Friday, July 17, 2009

DANGER : A NEW FINANCIAL THREAT IS LOOMING

Extracted from StarBiz 16 July 2009


A new financial crisis will develop from a failure to effectively regulate derivatives and the extra global liquidity from stimulus spending, says Mark Mobius of Templeton Asset Management Ltd.


"Political pressure from investment banks and all the people who make money in derivatives" would prevent adequate regulation, said Mobius, who oversees US$25biI as executive chairman of Templeton in Singapore. "Definitely we're going to have another crisis coming down, " he said in a phone interview from Istanbul on Monday.


The Bank for International Settlements estimates that outstanding derivatives total US$592 trillion, about 10 times the global gross domestic product. Opaque financial products contributed to almost US$1.5 trillion in write downs and losses at the world's biggest banks, brokers and insurers since the start of 2007, according to Bloomberg data


The US Justice Department is investigating the market for credit default swaps, Markit Group Ltd, the data provider majority-owned by Wall Street's largest banks, said on Monday.


Mobius didn't explain what he thought was needed for effective regulation of derivatives, which are contracts used to hedge against changes in stocks, bonds, currencies, commodities, interest rates and weather. "Banks make so much money with these things that they don't want transparency because the spreads are so generous when there's no transparency, " he said.


A "very bad" crisis may emerge within five to seven years as stimulus money added to financial volatility, Mobius said. Governments have pledged about US$2 trillion in stimulus spending.


Treasury Secretary Timothy Geithner last week urged Congress to rein in the derivatives market with new US laws that are "difficult to evade". He said strong capital requirements were the key. Geithner repeated President Barack Obama's call to force "standardised" as contracts onto exchanges or regulated trading platforms, and regulate all dealers.

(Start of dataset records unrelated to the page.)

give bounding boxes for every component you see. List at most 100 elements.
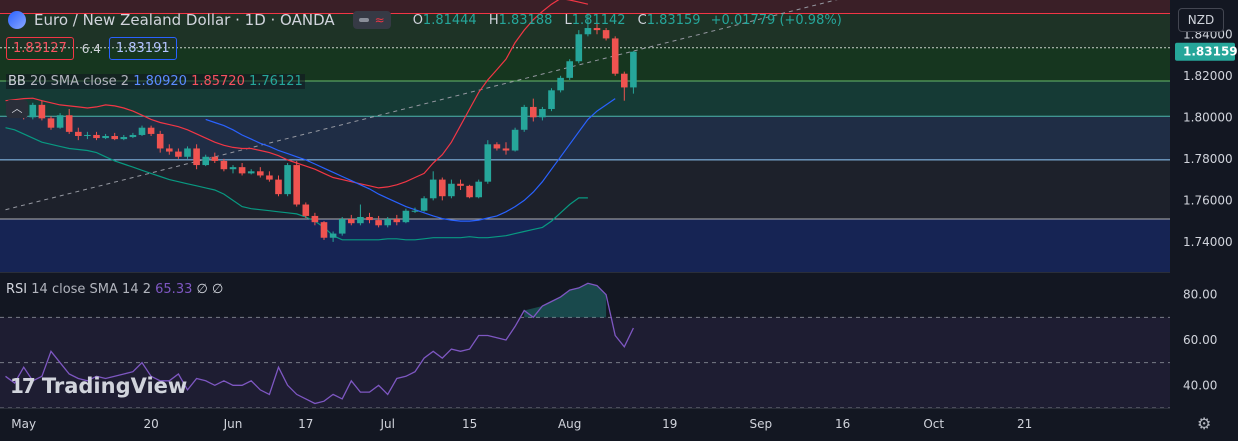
candle-body-36 <box>338 219 346 234</box>
candle-body-62 <box>575 34 583 62</box>
candle-body-5 <box>56 115 64 128</box>
time-label-11: 21 <box>1017 417 1032 431</box>
bb-basis-value: 1.80920 <box>133 74 187 89</box>
candle-body-8 <box>84 134 91 136</box>
price-tick-4: 1.76000 <box>1183 193 1233 207</box>
bb-upper-value: 1.85720 <box>191 74 245 89</box>
symbol-title[interactable]: Euro / New Zealand Dollar · 1D · OANDA <box>34 11 335 29</box>
trendline <box>5 0 838 211</box>
price-tick-1: 1.82000 <box>1183 69 1233 83</box>
candle-body-10 <box>102 136 109 139</box>
bb-legend[interactable]: BB 20 SMA close 2 1.80920 1.85720 1.7612… <box>6 74 305 89</box>
bid-ask-panel: 1.83127 6.4 1.83191 <box>6 37 177 60</box>
buy-button[interactable]: 1.83191 <box>108 37 177 60</box>
candle-body-32 <box>302 204 310 216</box>
eye-icon <box>358 18 369 22</box>
time-label-2: Jun <box>223 417 243 431</box>
candle-body-20 <box>193 148 200 166</box>
rsi-tick-2: 40.00 <box>1183 378 1217 392</box>
candles <box>11 13 637 242</box>
candle-body-39 <box>366 216 373 221</box>
price-zone-6 <box>0 219 1170 272</box>
candle-body-37 <box>348 219 355 224</box>
candle-body-66 <box>611 38 619 74</box>
tradingview-logo: 17 TradingView <box>10 374 187 398</box>
price-axis: 1.840001.820001.800001.780001.760001.740… <box>1170 0 1238 441</box>
sell-button[interactable]: 1.83127 <box>6 37 74 60</box>
visibility-toggle[interactable]: ≈ <box>352 11 391 29</box>
candle-body-11 <box>111 136 118 140</box>
candle-body-15 <box>147 127 155 134</box>
candle-body-44 <box>411 210 419 212</box>
time-label-0: May <box>11 417 36 431</box>
candle-body-28 <box>266 175 273 180</box>
spread-value: 6.4 <box>81 41 101 56</box>
candle-body-56 <box>520 106 528 130</box>
candle-body-41 <box>384 219 391 226</box>
candle-body-46 <box>429 179 437 199</box>
rsi-legend[interactable]: RSI 14 close SMA 14 2 65.33 ∅ ∅ <box>6 282 223 297</box>
time-axis: May 20 Jun 17 Jul 15 Aug 19 Sep 16 Oct 21 <box>11 417 1032 431</box>
last-price-label: 1.83159 <box>1183 45 1238 59</box>
candle-body-60 <box>557 77 564 91</box>
trendline-line <box>5 0 838 211</box>
candle-body-35 <box>329 233 337 238</box>
time-label-7: 19 <box>662 417 677 431</box>
rsi-name: RSI <box>6 282 28 297</box>
time-label-8: Sep <box>749 417 772 431</box>
candle-body-40 <box>375 220 382 226</box>
time-label-5: 15 <box>462 417 477 431</box>
candle-body-51 <box>475 181 482 198</box>
time-label-1: 20 <box>143 417 158 431</box>
ohlc-low-key: L <box>564 12 572 28</box>
candle-body-48 <box>448 183 455 197</box>
collapse-legend-icon[interactable]: ︿ <box>6 100 28 118</box>
time-label-9: 16 <box>835 417 850 431</box>
candle-body-50 <box>466 185 473 198</box>
candle-body-53 <box>493 144 501 149</box>
ohlc-low: 1.81142 <box>571 12 626 28</box>
candle-body-57 <box>530 106 537 118</box>
ohlc-high-key: H <box>488 12 499 28</box>
price-tick-2: 1.80000 <box>1183 110 1233 124</box>
candle-body-3 <box>38 104 46 119</box>
candle-body-25 <box>238 167 246 174</box>
candle-body-52 <box>484 144 492 182</box>
time-label-6: Aug <box>558 417 581 431</box>
candle-body-47 <box>439 179 446 197</box>
candle-body-26 <box>247 171 255 174</box>
symbol-flag-icon <box>8 11 26 29</box>
time-label-3: 17 <box>298 417 313 431</box>
rsi-na-1: ∅ <box>196 282 208 297</box>
candle-body-49 <box>457 183 464 186</box>
candle-body-67 <box>621 73 628 88</box>
candle-body-24 <box>229 167 237 170</box>
price-zones <box>0 0 1170 272</box>
bb-basis-line <box>205 98 616 222</box>
candle-body-6 <box>65 115 73 132</box>
bb-lower-line <box>5 127 588 241</box>
candle-body-16 <box>156 133 164 149</box>
symbol-header: Euro / New Zealand Dollar · 1D · OANDA ≈… <box>0 8 842 32</box>
candle-body-13 <box>129 134 137 138</box>
ohlc-open: 1.81444 <box>422 12 477 28</box>
wave-icon: ≈ <box>374 13 385 27</box>
rsi-na-2: ∅ <box>211 282 224 297</box>
price-zone-5 <box>0 159 1170 220</box>
candle-body-34 <box>320 222 328 238</box>
currency-selector[interactable]: NZD <box>1178 8 1224 32</box>
candle-body-55 <box>511 129 519 151</box>
bb-params: 20 SMA close 2 <box>29 74 130 89</box>
rsi-value: 65.33 <box>155 282 193 297</box>
candle-body-30 <box>284 165 291 195</box>
ohlc-high: 1.83188 <box>498 12 553 28</box>
candle-body-54 <box>502 148 510 151</box>
candle-body-63 <box>584 28 592 35</box>
candle-body-45 <box>420 198 428 211</box>
bb-lower-value: 1.76121 <box>249 74 303 89</box>
tradingview-logo-icon: 17 <box>10 374 36 398</box>
bb-name: BB <box>8 74 26 89</box>
rsi-line <box>5 282 634 405</box>
settings-gear-icon[interactable]: ⚙ <box>1197 414 1212 433</box>
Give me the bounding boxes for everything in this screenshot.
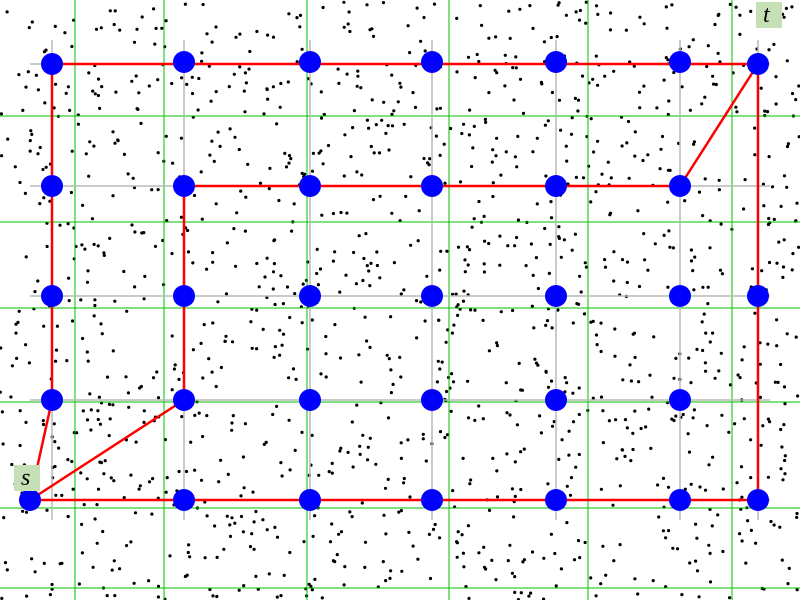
node: [545, 51, 567, 73]
node: [669, 489, 691, 511]
node: [41, 285, 63, 307]
node: [421, 489, 443, 511]
node: [421, 285, 443, 307]
label-source: s: [14, 465, 40, 491]
node: [173, 489, 195, 511]
label-target: t: [756, 2, 782, 28]
node: [545, 285, 567, 307]
node: [545, 389, 567, 411]
node: [669, 285, 691, 307]
label-source-text: s: [21, 465, 30, 491]
node: [173, 285, 195, 307]
node: [421, 389, 443, 411]
node: [669, 51, 691, 73]
node: [747, 53, 769, 75]
node: [669, 389, 691, 411]
node: [747, 489, 769, 511]
node: [173, 51, 195, 73]
node: [545, 489, 567, 511]
node: [421, 51, 443, 73]
node: [19, 489, 41, 511]
node: [173, 389, 195, 411]
node: [41, 389, 63, 411]
node: [299, 389, 321, 411]
node: [545, 175, 567, 197]
node: [299, 51, 321, 73]
node: [669, 175, 691, 197]
node: [747, 285, 769, 307]
node: [299, 489, 321, 511]
node: [173, 175, 195, 197]
node: [421, 175, 443, 197]
diagram-canvas: st: [0, 0, 800, 600]
node: [41, 175, 63, 197]
node: [299, 285, 321, 307]
node: [299, 175, 321, 197]
node: [41, 53, 63, 75]
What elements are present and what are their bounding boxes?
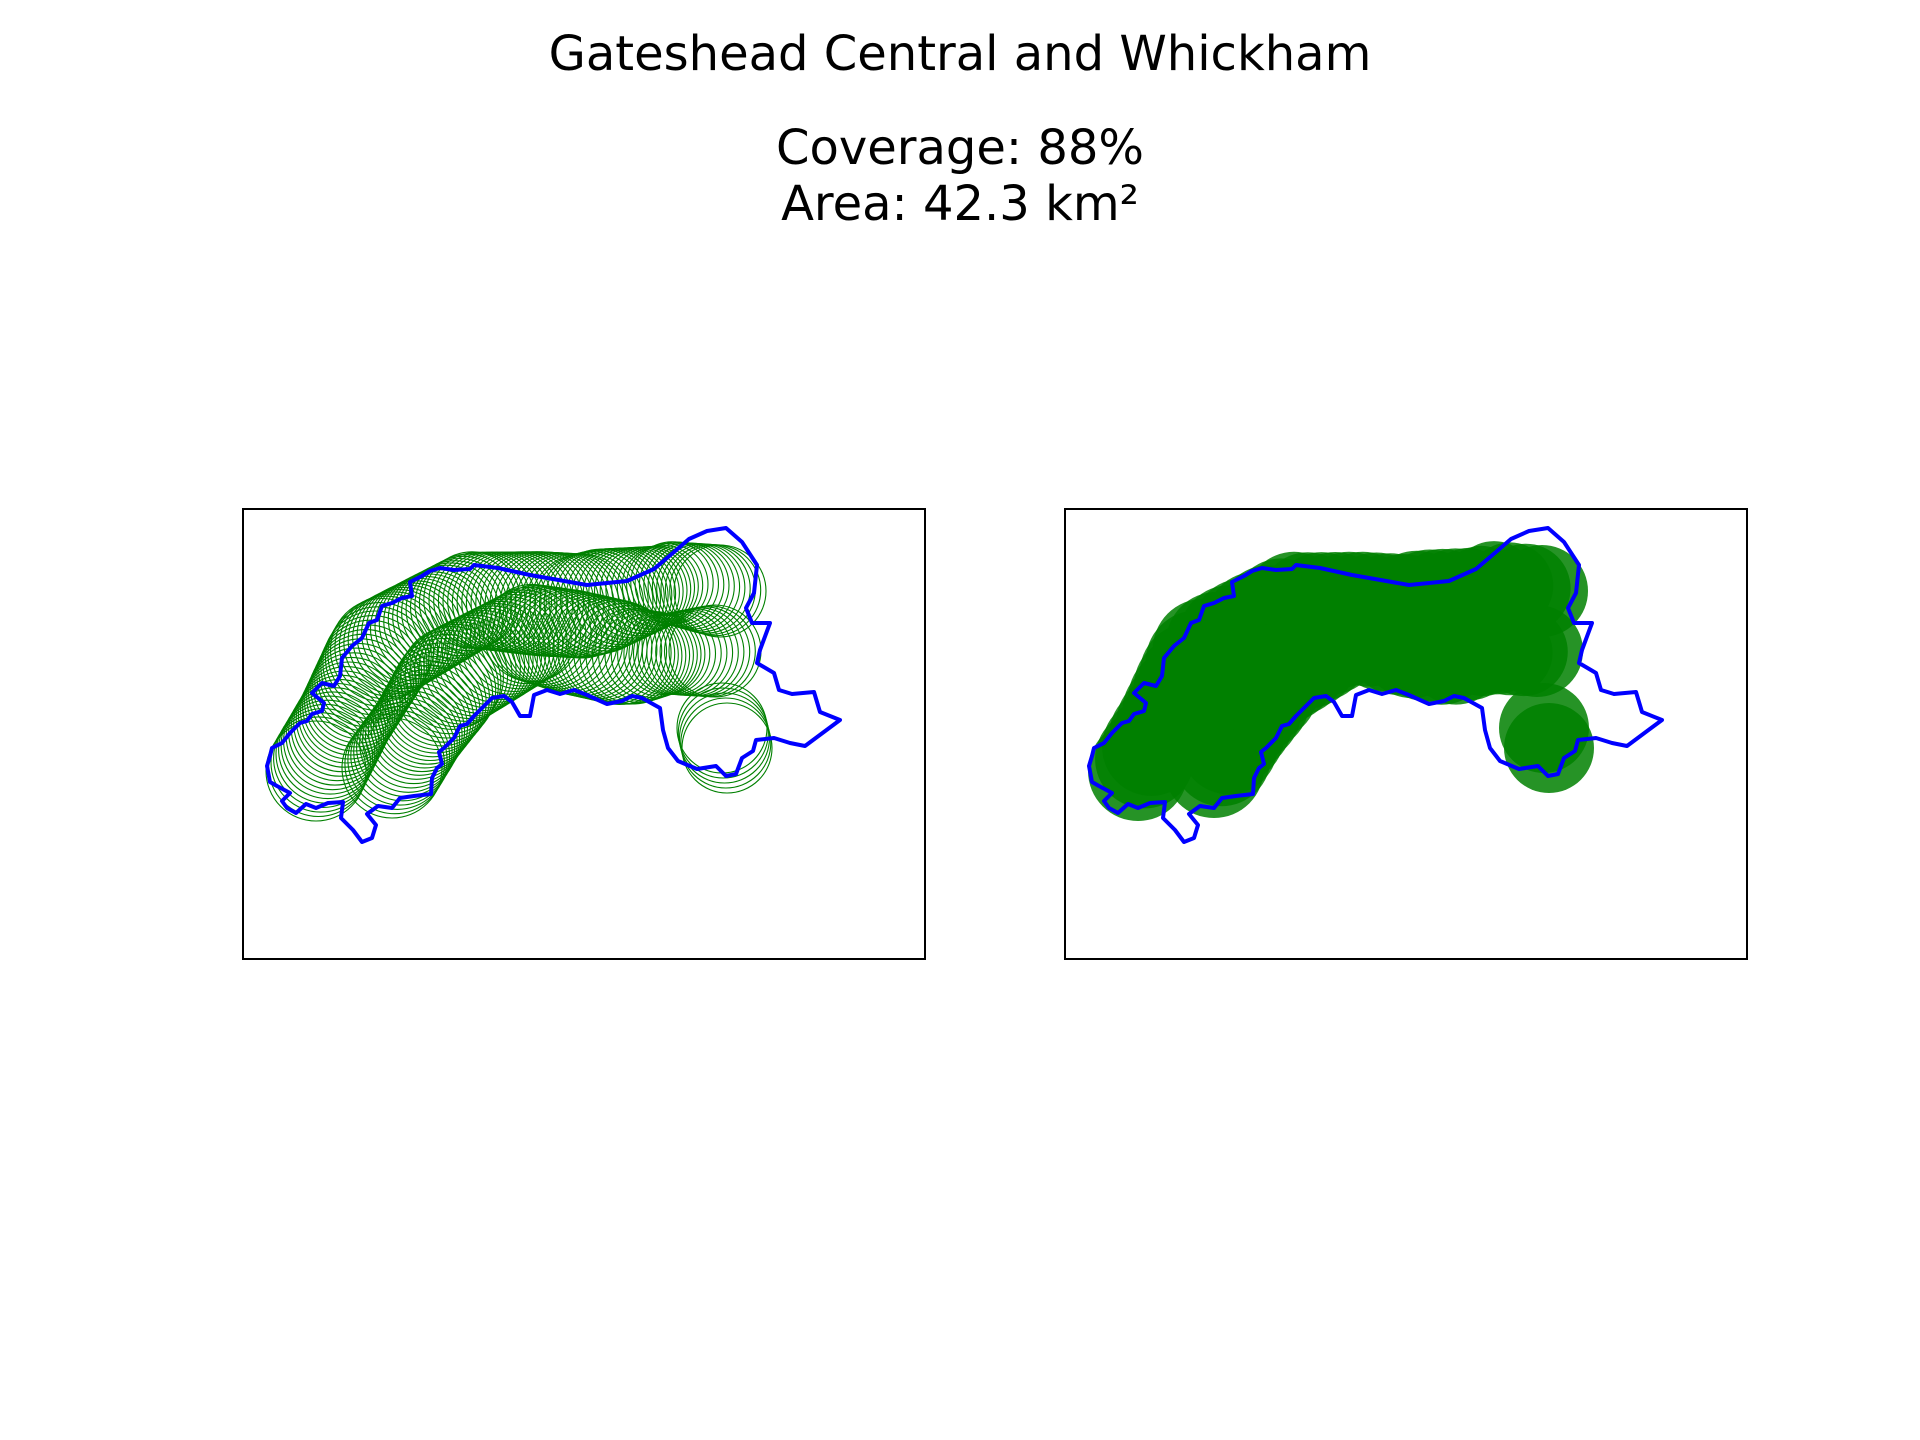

In the Senate, Agriculture Committee chairman Tom Harkin, an Iowa Democrat, is pushing for legislation that would require all over-the-counter derivatives trades be traded on regulated exchanges, not just standardised ones as the Obama administration is seeking.


Mobius also predicted a number of short, "dramatic" corrections in stock markets in the short term, saying "a 15% to 20% correction is nothing when people are nervous. "Emerging-market stocks "aren't expensive" and would continue to climb, he said.


Mobius said he favoured commodities and companies such as London based Anglo American Plc, which has interests in platinum, gold, diamonds, coal and base metals. In China and India, Mobius sees value in consumer-oriented stocks and banks.